The concentration question

Accel’s fund also highlights a structural shift in venture capital. The industry is bifurcating into a small number of mega-firms that can write cheques of $100 million or more and a long tail of smaller funds that compete for earlier-stage deals. The middle ground, the traditional Series B and C investors, is being squeezed by mega-funds moving downstream and by AI companies that skip traditional funding stages entirely, going from seed round to billion-dollar valuations in 18 months.

For a firm like Accel, which operates across offices in Palo Alto, San Francisco, London, and India, the $5 billion raise is a bet that it can maintain its position in the top tier as fund sizes inflate and competition for the best deals intensifies. Its portfolio of 1,199 companies, 107 unicorns, and 46 IPOs provides a track record. But in a market where Anthropic alone could generate returns that justify an entire fund, the temptation to concentrate bets on a handful of AI winners is strong, and the consequences of getting those bets wrong are correspondingly severe.

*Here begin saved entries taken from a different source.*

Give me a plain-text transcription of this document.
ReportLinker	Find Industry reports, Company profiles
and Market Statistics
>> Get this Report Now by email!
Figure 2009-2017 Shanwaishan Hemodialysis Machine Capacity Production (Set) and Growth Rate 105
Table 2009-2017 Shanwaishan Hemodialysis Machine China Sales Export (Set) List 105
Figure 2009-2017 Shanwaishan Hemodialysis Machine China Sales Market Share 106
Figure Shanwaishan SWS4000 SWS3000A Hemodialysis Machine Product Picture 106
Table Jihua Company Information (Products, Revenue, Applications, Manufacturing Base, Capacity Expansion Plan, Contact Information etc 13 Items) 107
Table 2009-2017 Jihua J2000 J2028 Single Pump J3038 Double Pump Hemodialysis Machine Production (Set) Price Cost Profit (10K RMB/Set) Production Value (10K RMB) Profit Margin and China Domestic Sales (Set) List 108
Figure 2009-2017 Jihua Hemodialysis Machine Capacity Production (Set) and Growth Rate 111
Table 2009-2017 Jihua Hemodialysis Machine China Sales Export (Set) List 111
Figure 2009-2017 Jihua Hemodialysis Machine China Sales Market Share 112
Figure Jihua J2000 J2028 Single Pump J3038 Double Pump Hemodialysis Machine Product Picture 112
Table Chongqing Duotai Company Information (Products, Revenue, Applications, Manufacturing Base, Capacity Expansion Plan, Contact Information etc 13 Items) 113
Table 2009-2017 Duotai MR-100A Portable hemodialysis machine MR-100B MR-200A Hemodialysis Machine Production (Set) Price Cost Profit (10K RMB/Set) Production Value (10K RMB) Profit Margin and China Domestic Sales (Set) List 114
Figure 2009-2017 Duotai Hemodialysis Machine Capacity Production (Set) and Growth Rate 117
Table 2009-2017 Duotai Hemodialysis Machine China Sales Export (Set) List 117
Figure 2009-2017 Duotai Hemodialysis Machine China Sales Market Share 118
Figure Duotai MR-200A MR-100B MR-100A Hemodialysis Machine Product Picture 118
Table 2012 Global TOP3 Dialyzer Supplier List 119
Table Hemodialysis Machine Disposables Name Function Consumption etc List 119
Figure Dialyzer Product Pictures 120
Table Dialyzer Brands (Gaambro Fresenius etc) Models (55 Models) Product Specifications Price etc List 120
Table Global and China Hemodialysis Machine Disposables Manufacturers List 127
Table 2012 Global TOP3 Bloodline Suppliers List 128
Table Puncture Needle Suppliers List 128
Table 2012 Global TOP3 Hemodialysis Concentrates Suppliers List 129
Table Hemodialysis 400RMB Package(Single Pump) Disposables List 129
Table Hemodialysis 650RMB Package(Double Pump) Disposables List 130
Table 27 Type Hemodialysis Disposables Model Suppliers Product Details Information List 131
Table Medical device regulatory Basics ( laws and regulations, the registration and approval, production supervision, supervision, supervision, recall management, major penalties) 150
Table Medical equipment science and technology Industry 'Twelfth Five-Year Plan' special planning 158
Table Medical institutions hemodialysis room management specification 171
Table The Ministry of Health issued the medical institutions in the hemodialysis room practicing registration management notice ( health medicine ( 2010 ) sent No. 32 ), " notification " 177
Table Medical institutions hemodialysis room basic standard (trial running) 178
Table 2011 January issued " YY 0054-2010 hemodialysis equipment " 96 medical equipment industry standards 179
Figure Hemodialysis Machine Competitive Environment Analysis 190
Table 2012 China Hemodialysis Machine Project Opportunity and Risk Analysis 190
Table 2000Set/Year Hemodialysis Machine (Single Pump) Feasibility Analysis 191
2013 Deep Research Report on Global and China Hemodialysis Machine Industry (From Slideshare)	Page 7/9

The broader picture is that AI venture capital has entered a phase where the funds themselves are becoming as large as the companies they once backed. Accel’s $5 billion raise would have made it one of the most valuable startups in Europe just a few years ago. Now it is table stakes for a firm that wants to participate meaningfully in the rounds that matter. Whether this represents rational capital allocation or the peak of a cycle that will eventually correct is the question that every LP writing a cheque today is, implicitly or explicitly, answering in the affirmative.